Dexter arrived at Alameda on 11 August 1958. She assumed duty as the United States West Coast training ship for the United States Coast Guard Reserve training component. She provided training at sea for Coast Guard Reserve recruits undergoing training at Alameda Training Station. Crewed by a complement of 83—eight officers, 10 chief petty officers, and 65 other enlisted sailors—to 85, Dexter had facilities for handling over 100 recruits at a time. Recruits spent approximately three months aboard Dexter for indoctrination and one extended cruise beyond the waters of San Francisco Bay. Dexter also made cruises to various ports on the U.S. West Coast, as well as to British Columbia in Canada, Hawaii, Alaska, and Mexico, in connection with training activities.

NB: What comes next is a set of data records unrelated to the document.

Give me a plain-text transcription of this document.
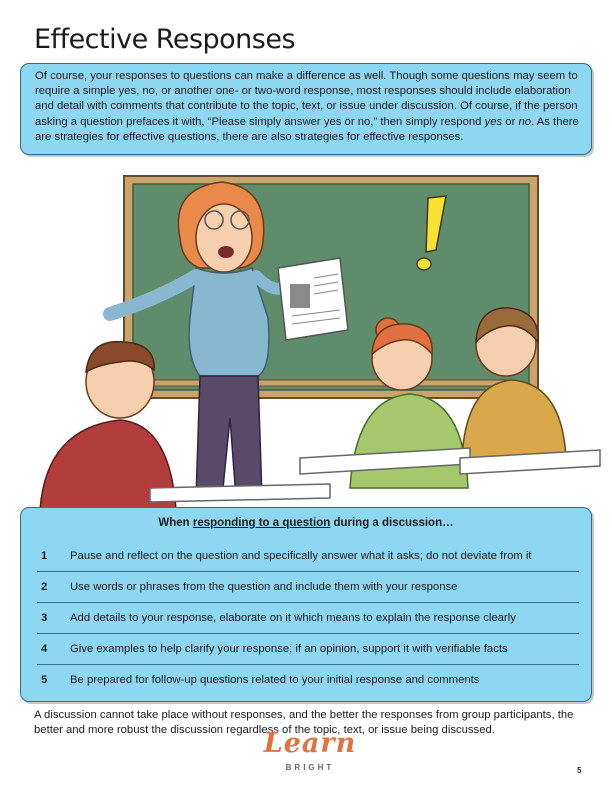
Effective Responses
Of course, your responses to questions can make a difference as well. Though some questions may seem to require a simple yes, no, or another one- or two-word response, most responses should include elaboration and detail with comments that contribute to the topic, text, or issue under discussion. Of course, if the person asking a question prefaces it with, “Please simply answer yes or no,” then simply respond yes or no. As there are strategies for effective questions, there are also strategies for effective responses.
When responding to a question during a discussion…
1 Pause and reflect on the question and specifically answer what it asks; do not deviate from it
2 Use words or phrases from the question and include them with your response
3 Add details to your response, elaborate on it which means to explain the response clearly
4 Give examples to help clarify your response; if an opinion, support it with verifiable facts
5 Be prepared for follow-up questions related to your initial response and comments
A discussion cannot take place without responses, and the better the responses from group participants, the better and more robust the discussion regardless of the topic, text, or issue being discussed.
Learn
BRIGHT	5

Dexter also participated as a search-and-rescue patrol vessel for various sailing races and regattas, including the September 1958 America's Cup Race at Newport, Rhode Island, and the Transpacific Yacht Races from Los Angeles, California, to Honolulu, Hawaii, of 1959, 1961, and 1965.

Dexter also conducted search and rescue operations. On 18 July 1959, she towed the disabled fishing vessel Cloud Nine until relieved by the Coast Guard buoy tender . On 5 February 1965, she unsuccessfully searched for an F-4B Phantom jet fighter aircraft near San Clemente Island. In early February 1966, she towed the disabled sloop Allegro from 360 nmi south-southwest of San Diego, California, to Asuncion Bay.

Dexter was reclassified as a high endurance cutter and redesignated WHEC-385 on 1 May 1966.

===Decommissioning and disposal===
On 18 January 1968, the Coast Guard decommissioned Dexter. She was transferred to the U.S. Navy on 9 July 1968 and sunk as a target later that year.